While HSP70 expression in D. melanogaster incurs high costs,induced thermotolerance due to HSP70 accumulation is well-established (e.g. Welte et al., 1993; Feder et al., 1996; Feder and Krebs, 1998; Krebs and Feder, 1997a). Juvenile drosophilids are confined to their feeding environment and,therefore, may be unable to seek refuge from thermal stress. In contrast,adults can fly and may rely on behavior to escape. Despite a capacity for escaping heat stress via flight, temperatures in nature can increase quite suddenly (Dahlgaard and Loeschcke,1997), and adults may find themselves in transit during stress-inducing temperature transitions. In these situations, the maintenance of flight allows adults to seek a thermal refuge. Induction of HSP70 appears to protect adult D. melanogaster against locomotor dysfunction during thermal stress (Roberts et al.,2003; Klose and Robertson,2004), suggesting that HSPs have ecologically relevance for adults, as well as juveniles (see also Michalak et al., 2001; Sørensen et al., 2003; Gong and Golic, 2006).
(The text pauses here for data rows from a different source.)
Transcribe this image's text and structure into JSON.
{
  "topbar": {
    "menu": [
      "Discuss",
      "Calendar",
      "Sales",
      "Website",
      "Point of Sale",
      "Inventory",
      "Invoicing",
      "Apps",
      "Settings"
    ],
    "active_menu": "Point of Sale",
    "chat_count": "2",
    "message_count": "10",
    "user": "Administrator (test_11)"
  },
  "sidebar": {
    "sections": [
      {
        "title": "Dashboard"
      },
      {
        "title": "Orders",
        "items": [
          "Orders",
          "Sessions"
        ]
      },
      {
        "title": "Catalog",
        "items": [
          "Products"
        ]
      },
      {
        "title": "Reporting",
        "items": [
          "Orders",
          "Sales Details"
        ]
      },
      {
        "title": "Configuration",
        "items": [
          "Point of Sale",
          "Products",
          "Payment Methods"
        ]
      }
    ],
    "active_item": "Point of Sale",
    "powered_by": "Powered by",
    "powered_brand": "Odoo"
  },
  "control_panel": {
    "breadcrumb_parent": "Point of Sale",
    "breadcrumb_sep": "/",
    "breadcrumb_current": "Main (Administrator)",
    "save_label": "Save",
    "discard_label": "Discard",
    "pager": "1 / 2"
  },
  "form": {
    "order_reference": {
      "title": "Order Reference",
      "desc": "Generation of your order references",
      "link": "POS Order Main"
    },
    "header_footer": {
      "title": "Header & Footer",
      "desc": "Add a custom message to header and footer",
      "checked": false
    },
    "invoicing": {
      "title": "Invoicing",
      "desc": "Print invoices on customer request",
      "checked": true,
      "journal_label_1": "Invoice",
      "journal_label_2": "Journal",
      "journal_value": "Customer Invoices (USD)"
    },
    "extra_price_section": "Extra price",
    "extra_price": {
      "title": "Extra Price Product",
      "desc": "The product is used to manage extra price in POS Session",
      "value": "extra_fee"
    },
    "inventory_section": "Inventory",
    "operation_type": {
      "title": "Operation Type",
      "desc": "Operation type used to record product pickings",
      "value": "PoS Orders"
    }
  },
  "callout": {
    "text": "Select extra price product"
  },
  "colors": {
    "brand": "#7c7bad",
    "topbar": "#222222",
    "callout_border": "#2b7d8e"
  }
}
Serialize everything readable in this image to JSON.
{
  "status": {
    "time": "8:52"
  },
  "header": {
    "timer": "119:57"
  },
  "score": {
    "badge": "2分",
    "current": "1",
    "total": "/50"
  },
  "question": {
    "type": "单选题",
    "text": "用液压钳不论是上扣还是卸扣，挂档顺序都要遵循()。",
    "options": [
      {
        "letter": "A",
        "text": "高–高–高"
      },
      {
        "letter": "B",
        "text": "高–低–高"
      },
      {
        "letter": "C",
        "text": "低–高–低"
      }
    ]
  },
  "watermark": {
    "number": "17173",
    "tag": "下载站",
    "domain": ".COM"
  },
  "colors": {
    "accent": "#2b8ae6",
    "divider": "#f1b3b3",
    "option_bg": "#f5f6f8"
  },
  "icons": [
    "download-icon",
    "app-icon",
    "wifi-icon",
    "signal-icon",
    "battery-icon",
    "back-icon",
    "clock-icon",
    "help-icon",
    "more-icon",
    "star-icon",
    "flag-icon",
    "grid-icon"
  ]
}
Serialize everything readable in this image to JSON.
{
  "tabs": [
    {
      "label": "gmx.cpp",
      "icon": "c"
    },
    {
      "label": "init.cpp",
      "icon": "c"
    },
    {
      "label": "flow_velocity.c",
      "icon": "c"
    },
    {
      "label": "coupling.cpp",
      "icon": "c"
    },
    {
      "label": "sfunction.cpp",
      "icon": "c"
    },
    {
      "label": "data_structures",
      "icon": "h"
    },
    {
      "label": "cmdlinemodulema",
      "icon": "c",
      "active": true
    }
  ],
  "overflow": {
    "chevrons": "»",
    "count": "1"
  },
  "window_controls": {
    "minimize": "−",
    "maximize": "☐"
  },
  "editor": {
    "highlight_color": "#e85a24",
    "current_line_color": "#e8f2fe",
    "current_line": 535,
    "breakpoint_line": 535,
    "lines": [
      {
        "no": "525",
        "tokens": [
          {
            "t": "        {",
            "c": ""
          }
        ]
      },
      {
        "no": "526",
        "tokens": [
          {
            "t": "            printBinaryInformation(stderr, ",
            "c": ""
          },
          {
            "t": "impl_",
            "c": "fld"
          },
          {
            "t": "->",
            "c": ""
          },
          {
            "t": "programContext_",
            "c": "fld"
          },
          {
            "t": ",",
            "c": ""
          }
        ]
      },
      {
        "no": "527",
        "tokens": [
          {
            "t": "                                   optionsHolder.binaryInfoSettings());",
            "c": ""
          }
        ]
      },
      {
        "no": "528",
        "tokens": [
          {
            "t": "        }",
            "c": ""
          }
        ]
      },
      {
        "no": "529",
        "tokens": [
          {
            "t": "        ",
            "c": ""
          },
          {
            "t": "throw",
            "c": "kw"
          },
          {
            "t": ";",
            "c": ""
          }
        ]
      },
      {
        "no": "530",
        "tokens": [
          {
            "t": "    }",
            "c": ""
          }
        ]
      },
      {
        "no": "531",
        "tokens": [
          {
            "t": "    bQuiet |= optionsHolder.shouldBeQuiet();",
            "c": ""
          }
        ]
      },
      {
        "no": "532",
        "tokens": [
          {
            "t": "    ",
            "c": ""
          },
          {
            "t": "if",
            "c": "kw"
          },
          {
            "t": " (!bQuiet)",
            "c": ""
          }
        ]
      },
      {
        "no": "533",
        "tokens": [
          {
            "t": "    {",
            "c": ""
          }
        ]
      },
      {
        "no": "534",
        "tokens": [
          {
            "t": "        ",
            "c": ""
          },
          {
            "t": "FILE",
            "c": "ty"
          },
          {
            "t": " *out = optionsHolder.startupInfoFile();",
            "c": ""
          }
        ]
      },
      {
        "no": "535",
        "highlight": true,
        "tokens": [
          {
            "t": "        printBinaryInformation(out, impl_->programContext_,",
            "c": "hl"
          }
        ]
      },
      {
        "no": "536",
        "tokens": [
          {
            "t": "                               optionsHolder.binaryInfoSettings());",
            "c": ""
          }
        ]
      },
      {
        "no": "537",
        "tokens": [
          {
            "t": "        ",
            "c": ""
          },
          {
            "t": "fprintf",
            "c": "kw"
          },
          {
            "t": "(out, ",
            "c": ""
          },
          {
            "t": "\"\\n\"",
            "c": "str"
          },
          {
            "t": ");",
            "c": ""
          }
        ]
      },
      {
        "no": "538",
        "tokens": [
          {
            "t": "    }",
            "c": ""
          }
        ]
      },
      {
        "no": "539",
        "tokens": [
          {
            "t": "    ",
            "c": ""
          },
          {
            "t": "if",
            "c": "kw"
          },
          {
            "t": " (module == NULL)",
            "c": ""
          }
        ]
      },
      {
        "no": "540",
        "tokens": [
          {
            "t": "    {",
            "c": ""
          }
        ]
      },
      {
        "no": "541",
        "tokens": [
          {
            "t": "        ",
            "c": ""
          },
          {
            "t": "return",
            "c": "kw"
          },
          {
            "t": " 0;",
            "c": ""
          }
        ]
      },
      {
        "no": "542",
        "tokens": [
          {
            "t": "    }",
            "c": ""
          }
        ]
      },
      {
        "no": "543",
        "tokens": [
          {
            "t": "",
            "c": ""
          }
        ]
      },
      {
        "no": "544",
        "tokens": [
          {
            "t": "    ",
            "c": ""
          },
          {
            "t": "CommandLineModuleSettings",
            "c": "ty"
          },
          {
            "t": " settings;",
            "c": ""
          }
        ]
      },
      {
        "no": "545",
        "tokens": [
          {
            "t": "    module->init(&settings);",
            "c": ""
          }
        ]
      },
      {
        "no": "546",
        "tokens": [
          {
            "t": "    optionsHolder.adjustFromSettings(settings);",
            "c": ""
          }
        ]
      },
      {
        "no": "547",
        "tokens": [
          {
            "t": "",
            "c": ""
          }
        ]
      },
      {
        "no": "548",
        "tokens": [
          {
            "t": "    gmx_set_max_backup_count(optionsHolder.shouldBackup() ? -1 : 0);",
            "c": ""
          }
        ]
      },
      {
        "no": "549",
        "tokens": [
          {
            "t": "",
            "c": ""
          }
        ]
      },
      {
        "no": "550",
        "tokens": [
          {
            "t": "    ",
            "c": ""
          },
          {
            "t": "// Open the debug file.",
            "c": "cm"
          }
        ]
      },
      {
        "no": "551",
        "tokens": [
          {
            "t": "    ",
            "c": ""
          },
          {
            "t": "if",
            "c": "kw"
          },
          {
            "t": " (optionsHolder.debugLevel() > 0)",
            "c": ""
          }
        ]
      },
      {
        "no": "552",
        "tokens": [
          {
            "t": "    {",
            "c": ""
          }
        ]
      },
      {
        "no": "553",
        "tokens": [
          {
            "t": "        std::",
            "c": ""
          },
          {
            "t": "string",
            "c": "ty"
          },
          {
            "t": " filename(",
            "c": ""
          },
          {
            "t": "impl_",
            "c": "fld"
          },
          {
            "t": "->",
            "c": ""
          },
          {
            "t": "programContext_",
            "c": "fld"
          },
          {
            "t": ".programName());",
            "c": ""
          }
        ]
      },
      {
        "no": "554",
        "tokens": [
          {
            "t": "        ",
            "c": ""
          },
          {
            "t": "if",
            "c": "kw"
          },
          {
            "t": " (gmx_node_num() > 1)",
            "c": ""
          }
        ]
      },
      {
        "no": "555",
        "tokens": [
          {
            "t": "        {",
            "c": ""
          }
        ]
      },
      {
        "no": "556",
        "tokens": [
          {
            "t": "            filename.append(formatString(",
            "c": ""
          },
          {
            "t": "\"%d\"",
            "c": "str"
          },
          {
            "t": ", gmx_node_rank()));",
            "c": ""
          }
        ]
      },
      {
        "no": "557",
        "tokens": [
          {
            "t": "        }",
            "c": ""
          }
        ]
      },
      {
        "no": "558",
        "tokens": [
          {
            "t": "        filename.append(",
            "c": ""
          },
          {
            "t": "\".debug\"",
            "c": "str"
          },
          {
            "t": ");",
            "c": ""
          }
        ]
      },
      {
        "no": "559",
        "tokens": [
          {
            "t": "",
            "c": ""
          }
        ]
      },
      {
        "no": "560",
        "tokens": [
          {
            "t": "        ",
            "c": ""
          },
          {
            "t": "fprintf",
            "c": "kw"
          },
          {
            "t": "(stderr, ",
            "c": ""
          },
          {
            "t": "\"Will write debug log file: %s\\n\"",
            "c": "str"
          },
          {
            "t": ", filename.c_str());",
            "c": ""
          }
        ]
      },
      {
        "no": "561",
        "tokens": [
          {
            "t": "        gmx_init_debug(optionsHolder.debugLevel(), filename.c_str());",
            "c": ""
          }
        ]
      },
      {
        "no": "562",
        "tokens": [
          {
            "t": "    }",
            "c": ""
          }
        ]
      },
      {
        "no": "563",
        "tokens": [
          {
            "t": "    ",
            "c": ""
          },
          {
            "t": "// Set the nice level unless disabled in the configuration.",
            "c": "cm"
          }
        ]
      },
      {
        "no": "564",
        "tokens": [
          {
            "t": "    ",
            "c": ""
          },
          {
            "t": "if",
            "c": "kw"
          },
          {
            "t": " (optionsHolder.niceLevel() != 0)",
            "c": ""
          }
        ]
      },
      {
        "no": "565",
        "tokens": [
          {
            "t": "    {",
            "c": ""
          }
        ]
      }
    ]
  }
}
Relatively few studies have examined the impact of HSPs on locomotor function in insects, but one of the few is particularly germane to our current work (Newman et al., 2004). In the study, the effect of HSPs on locomotion was compared between a desert and a temperate species of Drosophila. Thermosensitivity of locomotor behavior in larvae of the desert species (D. arizonae) was reduced,relative to that of the temperate species (D. melanogaster). The upper temperature limit for locomotor function in D. arizonaeexceeded that of D. melanogaster by 6°C. Conversely, exposure to 40°C was associated with improved synaptic function at neuromuscular junctions only in D. melanogaster, not in D. arizonae. The high basal thermotolerance in D. arizonae was correlated with high levels of constitutively expressed HSC70, whereas the low inducible thermotolerance of this species was correlated with the absence of inducible HSP70 at 40°C. In general, desert species of Drosophila, as well as species' strains from hot climates, appear to have high constitutive levels of HSC70 and relatively high temperature set-points for HSP70 induction(Sørensen et al., 2001; Zatsepina et al., 2001). This profile of high constitutive levels coupled with high temperature induction of HSPs has also been observed in desert lizards(Ulmasov et al., 1992; Zatsepina et al., 2000).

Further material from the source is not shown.